Committing the future to memory: history, experience, trauma

Abstract
Committing the Future to Memory: History, Experience, Trauma examines canonical philosophies of history, memory and identity in the context of contemporary interest in finitude and the temporalities of trauma. Engaging texts spanning multiple genres and several centuries - from John Locke to Maurice Blanchot, from Hegel to Benjamin - Clift combines close readings with conceptual generalization to bring those works together as sites where the pressure to think about the impact of history on individual and collective identities is at its highest.
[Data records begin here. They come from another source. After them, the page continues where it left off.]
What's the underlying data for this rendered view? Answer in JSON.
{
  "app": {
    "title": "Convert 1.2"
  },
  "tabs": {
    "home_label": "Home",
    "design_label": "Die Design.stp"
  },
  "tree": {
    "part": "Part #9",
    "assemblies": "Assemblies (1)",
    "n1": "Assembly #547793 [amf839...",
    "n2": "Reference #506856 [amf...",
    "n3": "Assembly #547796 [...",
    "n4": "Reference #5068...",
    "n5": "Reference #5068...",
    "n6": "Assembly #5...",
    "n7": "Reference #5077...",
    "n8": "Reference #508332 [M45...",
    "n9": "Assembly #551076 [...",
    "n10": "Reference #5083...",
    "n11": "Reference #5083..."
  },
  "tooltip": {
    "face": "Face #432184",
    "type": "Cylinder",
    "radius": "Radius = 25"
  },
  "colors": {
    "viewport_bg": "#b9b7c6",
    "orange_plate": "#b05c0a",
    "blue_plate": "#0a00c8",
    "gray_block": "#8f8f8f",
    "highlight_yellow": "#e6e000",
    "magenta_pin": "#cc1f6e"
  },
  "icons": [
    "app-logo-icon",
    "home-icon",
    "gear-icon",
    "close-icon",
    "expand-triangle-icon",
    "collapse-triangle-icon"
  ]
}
In order to gauge the force of these various relations between history and identity, the readings in Committing the Future concentrate on the experiences of time that exceed the historical narration of experiences said to have occurred in time. Thus, focus is brought to bear on the co-existence of multiple temporalities, and the quintessentially modern notion of historical succession is opened up to other possibilities beyond its status as the sine qua non of historical experience. By virtue of these openings, Clift conjures various alternatives, including the mediations of language and narration, temporal leaps, oscillations and blockages, and the role played by contingency in representation. Clift argues that such alternatives compel us to reassess the ways we understand history and identity in a traumatic, or indeed in a post-traumatic, age. Whereas historical determinacy conceives the present in terms of a complex and even unstable network of causalities, Committing the Future to Memory asks how history can be related to the future and to that end, it examines the issue of how determination works. In asking what it might mean to be historically 'determined,' it also asks about what kind of openings there might be in our encounters with history for interruptions, re-readings and re-writings.